82. Un employeur doit donner un avis écrit à un salarié avant de mettre fin à son contrat de travail ou de le mettre à pied pour six mois ou plus.

 

Cet avis est d’une semaine si le salarié justifie de moins d’un an de service continu, de deux semaines s’il justifie d’un an à cinq ans de service continu, de quatre semaines s’il justifie de cinq à dix ans de service continu et de huit semaines s’il justifie de dix ans ou plus de service continu.

 

. . .

 

Le présent article n’a pas pour effet de priver un salarié d’un droit qui lui est conféré par une autre loi.

 

83. L’employeur qui ne donne pas l’avis prévu à l’article 82 ou qui donne un avis d’une durée insuffisante doit verser au salarié une indemnité compensatrice équivalente à son salaire habituel, sans tenir compte des heures supplémentaires, pour une période égale à celle de la durée ou de la durée résiduaire de l’avis auquel il avait droit.

 

. . .

[34]                          L’objectif de l’art. 82 est de prévenir le salarié que le lien d’emploi sera bientôt rompu et de lui consentir un délai raisonnable pour lui permettre de se trouver un nouvel emploi (voir, à titre d’exemple, Commission des normes du travail c. Centre de décoration des sols inc., 2009 QCCQ 2587 (CanLII), par. 38; Commission des normes du travail c. Commission scolaire de Laval, 2003 CanLII 42505 (C.Q.), par. 15). La Loi sur les normes du travail n’impose pas de tels délais minimums quant à la durée d’un préavis donné par le salarié, qui est tout de même tenu de fournir un délai de congé « raisonnable » selon l’art. 2091 C.c.Q. s’il souhaite mettre fin de façon unilatérale au contrat de travail à durée indéterminée. Cette asymétrie n’est pas surprenante dans la mesure où la Loi sur les normes du travail vise à protéger les salariés en tant que personnes vulnérables de la société, une réalité maintes fois reconnue (Wallace c. United Grain Growers Ltd., [1997] 3 R.C.S. 701, par. 93; Slaight Communications Inc. c. Davidson, [1989] 1 R.C.S. 1038, p. 1051).

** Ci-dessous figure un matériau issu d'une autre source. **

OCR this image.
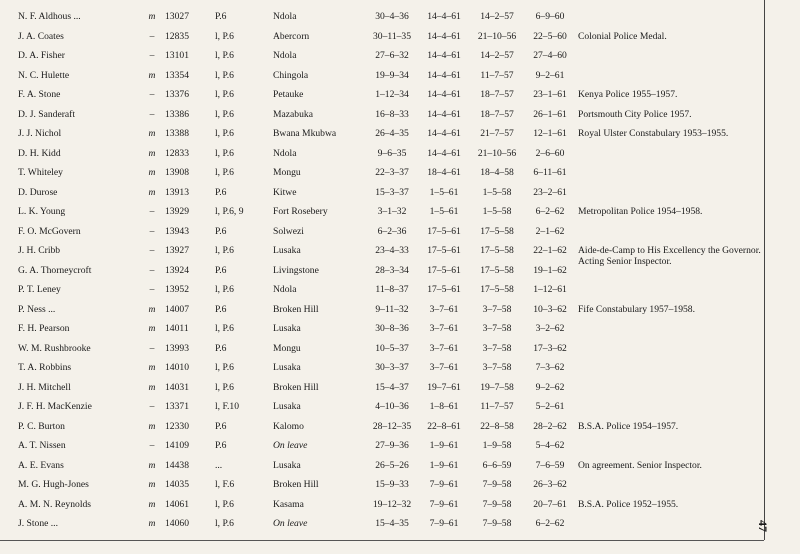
N. F. Aldhous ...	m 13027	P.6	Ndola	30–4–36	14–4–61	14–2–57	6–9–60
J. A. Coates	–	12835	l, P.6	Abercorn	30–11–35	14–4–61	21–10–56	22–5–60	Colonial Police Medal.
D. A. Fisher	–	13101	l, P.6	Ndola	27–6–32	14–4–61	14–2–57	27–4–60
N. C. Hulette	m 13354	l, P.6	Chingola	19–9–34	14–4–61	11–7–57	9–2–61
F. A. Stone	–	13376	l, P.6	Petauke	1–12–34	14–4–61	18–7–57	23–1–61	Kenya Police 1955–1957.
D. J. Sanderaft	–	13386	l, P.6	Mazabuka	16–8–33	14–4–61	18–7–57	26–1–61	Portsmouth City Police 1957.
J. J. Nichol	m 13388	l, P.6	Bwana Mkubwa	26–4–35	14–4–61	21–7–57	12–1–61	Royal Ulster Constabulary 1953–1955.
D. H. Kidd	m 12833	l, P.6	Ndola	9–6–35	14–4–61	21–10–56	2–6–60
T. Whiteley	m 13908	l, P.6	Mongu	22–3–37	18–4–61	18–4–58	6–11–61
D. Durose	m 13913	P.6	Kitwe	15–3–37	1–5–61	1–5–58	23–2–61
L. K. Young	–	13929	l, P.6, 9	Fort Rosebery	3–1–32	1–5–61	1–5–58	6–2–62	Metropolitan Police 1954–1958.
F. O. McGovern	–	13943	P.6	Solwezi	6–2–36	17–5–61	17–5–58	2–1–62
J. H. Cribb	–	13927	l, P.6	Lusaka	23–4–33	17–5–61	17–5–58	22–1–62	Aide-de-Camp to His Excellency the Governor. Acting Senior Inspector.
G. A. Thorneycroft	–	13924	P.6	Livingstone	28–3–34	17–5–61	17–5–58	19–1–62
P. T. Leney	–	13952	l, P.6	Ndola	11–8–37	17–5–61	17–5–58	1–12–61
P. Ness ...	m 14007	P.6	Broken Hill	9–11–32	3–7–61	3–7–58	10–3–62	Fife Constabulary 1957–1958.
F. H. Pearson	m 14011	l, P.6	Lusaka	30–8–36	3–7–61	3–7–58	3–2–62
W. M. Rushbrooke	–	13993	P.6	Mongu	10–5–37	3–7–61	3–7–58	17–3–62
T. A. Robbins	m 14010	l, P.6	Lusaka	30–3–37	3–7–61	3–7–58	7–3–62
J. H. Mitchell	m 14031	l, P.6	Broken Hill	15–4–37	19–7–61	19–7–58	9–2–62
J. F. H. MacKenzie	–	13371	l, F.10	Lusaka	4–10–36	1–8–61	11–7–57	5–2–61
P. C. Burton	m 12330	P.6	Kalomo	28–12–35	22–8–61	22–8–58	28–2–62	B.S.A. Police 1954–1957.
A. T. Nissen	–	14109	P.6	On leave	27–9–36	1–9–61	1–9–58	5–4–62
A. E. Evans	m 14438	...	Lusaka	26–5–26	1–9–61	6–6–59	7–6–59	On agreement. Senior Inspector.
M. G. Hugh-Jones	m 14035	l, F.6	Broken Hill	15–9–33	7–9–61	7–9–58	26–3–62
A. M. N. Reynolds	m 14061	l, P.6	Kasama	19–12–32	7–9–61	7–9–58	20–7–61	B.S.A. Police 1952–1955.
J. Stone ...	m 14060	l, P.6	On leave	15–4–35	7–9–61	7–9–58	6–2–62	47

[35]                          Les parties peuvent d’un commun accord convenir d’allonger la durée minimale du préavis établie par la Loi sur les normes du travail. De plus, même en l’absence d’une telle stipulation au contrat, il est possible qu’un salarié puisse, en application de l’art. 2091 C.c.Q., avoir droit à un délai de congé plus long que celui prévu à l’art. 82 de la Loi sur les normes du travail. En effet, la règle cardinale en matière de résiliation unilatérale du contrat de travail est la remise d’un délai de congé raisonnable qui tient compte, notamment, de la nature de l’emploi, des circonstances particulières dans lesquelles il s’exerce et de la durée de la prestation de travail. Sans pour autant suggérer qu’il s’agit d’une durée maximale, la jurisprudence reconnaît des délais de congé de 9, 12, 15, 18, voire 24 mois, dans certaines circonstances (R. P. Gagnon, Le droit du travail du Québec (7e éd. 2013), p. 166; IBM Canada ltée c. D.C., 2014 QCCA 1320 (CanLII), par. 39; Atwater Badminton and Squash Club Inc. c. Morgan, 2014 QCCA 998 (CanLII), par. 17; Aksich c. Canadian Pacific Railway, 2006 QCCA 931, [2006] R.J.D.T. 997, par. 124).

[36]                          Ayant fait ce tour d’horizon des principes et normes applicables au contrat de travail à durée indéterminée, il y a lieu de rappeler que le présent pourvoi soulève la question de l’interaction des dispositions du Code civil et de la Loi sur les normes du travail eu égard à l’effet du délai de congé. À mon avis, une interprétation concordante des dispositions du Code civil et de la Loi sur les normes du travail en cause s’impose, puisqu’elles s’inscrivent toutes dans le même contexte, à savoir la cessation des relations de travail. Le Code civil tisse la toile de fond des relations contractuelles entre le salarié et l’employeur en milieu de travail et il établit le droit commun applicable à toutes les parties liées par un contrat de travail. La Loi sur les normes du travail, dans le contexte du présent pourvoi, vient préciser les obligations de l’employeur et, vu son objectif, il y a lieu de l’interpréter de manière large et libérale.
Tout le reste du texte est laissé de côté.